Data Analytics FlockTAG's Poisson Regression Delivers Better Pizza Deals to Hungry College Students
Today's deal-hungry college students are constantly bombarded by one-size-fits-all digital advertisements and deal coupons delivered randomly through multiple communications channels. While these tech-savvy consumers prefer interacting via their mobile devices, they are sensitive to the type and frequency of commercial messaging they receive. When the volume or content of spam ads becomes too annoying or irrelevant, many mid-Millennials simply choose to opt out or disengage altogether. Businesses, in turn, miss out on increased customer satisfaction, engagement and revenue.
At FlockTAG, we have developed a sophisticated marketing model, based on data analytics, that enables us to cut through the background noise and digitally deliver targeted, high-value deals to students while driving more traffic to our clients' businesses. We know it works because we've seen the results.
Using our method, we have achieved redemption rates for digital coupons that range from 15% to 20%, and up to 45%. By industry standards, that is practically off the charts. Our levels are significantly above the average redemption rates for untargeted, low-value deal coupons, which languish in the 1% to 2% range. This means that students get the smart, personalized deals they value and are most likely to use at the campus restaurants and shops they frequent. Vendors, in turn, see an increase in the number of students who come into their places of businesses regularly, as well as an uptick in the dollar amount of transactions per visit and throughout the school year. Everybody wins.
So how did we get here? It wasn't easy. Over the past two years, our FlockTAG team has tracked 334,000 college-age FlockTAG users who were sent 724,000 deals, and we have compiled a data pool based on 4.4 million transactions. Working with our data-advisory board, we have crunched these numbers using data-analytics modeling, notably linear regression and Poisson regression, and come up with a complex, but highly effective, statistical method for estimating what students want and how and when to deliver it. Through our data model, we are able to segment FlockTAG users into different customer categories based on their individual preferences and past buying behavior. Then we work closely with restaurateurs and merchants to create the optimal deals that match the needs and wants of customers in each category. Using GPS technology, we can time the delivery of these deals via sms text message, push notification or email to cardholders based on their geographic proximity to a vendor's place of business. Finally, we cycle through the deal list over time to avoid deal fatigue, which results from too much repetition.

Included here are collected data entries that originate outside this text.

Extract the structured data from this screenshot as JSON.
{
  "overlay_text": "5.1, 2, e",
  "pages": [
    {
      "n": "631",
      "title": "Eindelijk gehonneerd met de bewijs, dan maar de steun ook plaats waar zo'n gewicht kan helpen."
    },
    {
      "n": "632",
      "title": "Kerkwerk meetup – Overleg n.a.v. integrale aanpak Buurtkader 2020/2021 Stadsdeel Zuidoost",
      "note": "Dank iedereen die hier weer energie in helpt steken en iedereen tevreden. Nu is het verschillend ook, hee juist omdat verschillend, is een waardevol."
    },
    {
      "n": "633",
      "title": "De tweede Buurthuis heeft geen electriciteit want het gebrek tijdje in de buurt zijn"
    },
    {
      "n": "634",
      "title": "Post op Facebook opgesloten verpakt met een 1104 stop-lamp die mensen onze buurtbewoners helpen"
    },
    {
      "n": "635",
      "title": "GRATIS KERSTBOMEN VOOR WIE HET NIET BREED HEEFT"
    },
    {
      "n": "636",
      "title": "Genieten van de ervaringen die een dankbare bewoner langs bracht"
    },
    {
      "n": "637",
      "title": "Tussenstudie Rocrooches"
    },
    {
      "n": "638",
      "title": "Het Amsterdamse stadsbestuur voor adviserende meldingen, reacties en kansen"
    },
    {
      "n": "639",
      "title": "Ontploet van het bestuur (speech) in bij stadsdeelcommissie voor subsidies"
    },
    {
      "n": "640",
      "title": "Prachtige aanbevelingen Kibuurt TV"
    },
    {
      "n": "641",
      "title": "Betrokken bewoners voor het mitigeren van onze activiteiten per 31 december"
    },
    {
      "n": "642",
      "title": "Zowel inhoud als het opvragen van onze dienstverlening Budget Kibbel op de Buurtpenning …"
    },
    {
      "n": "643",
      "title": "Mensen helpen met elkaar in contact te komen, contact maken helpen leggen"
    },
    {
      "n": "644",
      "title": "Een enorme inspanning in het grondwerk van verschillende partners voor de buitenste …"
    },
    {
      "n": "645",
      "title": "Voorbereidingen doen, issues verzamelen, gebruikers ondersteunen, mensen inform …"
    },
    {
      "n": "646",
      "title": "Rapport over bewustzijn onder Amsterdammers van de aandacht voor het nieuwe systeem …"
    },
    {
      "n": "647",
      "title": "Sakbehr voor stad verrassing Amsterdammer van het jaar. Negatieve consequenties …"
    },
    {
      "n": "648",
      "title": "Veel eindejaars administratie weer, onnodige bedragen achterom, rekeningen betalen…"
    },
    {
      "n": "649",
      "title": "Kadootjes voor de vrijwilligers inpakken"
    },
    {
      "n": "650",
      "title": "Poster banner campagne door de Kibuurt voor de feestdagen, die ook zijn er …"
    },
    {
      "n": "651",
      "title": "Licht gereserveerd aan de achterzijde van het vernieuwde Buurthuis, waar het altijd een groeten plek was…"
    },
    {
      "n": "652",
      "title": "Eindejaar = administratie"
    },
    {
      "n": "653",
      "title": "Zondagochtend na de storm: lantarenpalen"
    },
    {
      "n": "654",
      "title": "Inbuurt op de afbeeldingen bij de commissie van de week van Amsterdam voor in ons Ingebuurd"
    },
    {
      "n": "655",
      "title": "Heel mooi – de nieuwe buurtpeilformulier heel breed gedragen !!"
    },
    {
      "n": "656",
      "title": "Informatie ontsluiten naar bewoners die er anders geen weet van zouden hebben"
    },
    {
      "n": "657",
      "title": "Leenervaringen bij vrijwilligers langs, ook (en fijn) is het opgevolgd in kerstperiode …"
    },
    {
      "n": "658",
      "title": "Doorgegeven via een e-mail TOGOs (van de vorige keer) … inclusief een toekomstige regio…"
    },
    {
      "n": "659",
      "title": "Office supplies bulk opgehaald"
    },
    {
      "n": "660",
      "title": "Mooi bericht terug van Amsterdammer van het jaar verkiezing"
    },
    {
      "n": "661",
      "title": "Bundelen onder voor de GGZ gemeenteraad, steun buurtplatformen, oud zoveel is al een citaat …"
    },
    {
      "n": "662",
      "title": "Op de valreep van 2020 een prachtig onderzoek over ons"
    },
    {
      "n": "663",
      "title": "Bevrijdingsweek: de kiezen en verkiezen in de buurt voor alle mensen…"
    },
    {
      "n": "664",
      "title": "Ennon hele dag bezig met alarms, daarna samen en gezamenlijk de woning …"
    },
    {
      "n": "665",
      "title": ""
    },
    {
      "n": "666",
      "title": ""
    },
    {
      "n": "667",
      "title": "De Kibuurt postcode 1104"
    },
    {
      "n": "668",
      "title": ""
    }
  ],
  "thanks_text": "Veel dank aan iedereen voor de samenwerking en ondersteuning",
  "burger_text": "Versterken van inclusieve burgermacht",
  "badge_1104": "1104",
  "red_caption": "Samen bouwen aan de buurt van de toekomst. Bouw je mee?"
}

Sounds complicated, right? In practice, however, this so-called machine thinking works quite well. For instance, we can text a deal coupon for a discount on a large size coffee to a student who visits a particular coffee bistro only occasionally, and notify her of the deal when she approaches the shop. This targeted approach is designed to encourage her to stop in for coffee and eventually become a more regular customer. In another case, we can email deal discounts on food items and frequent-dining reward coupons to a student who eats on weekends at a campus restaurant, in order to motivate him to dine more often during the week and increase his spending at each meal.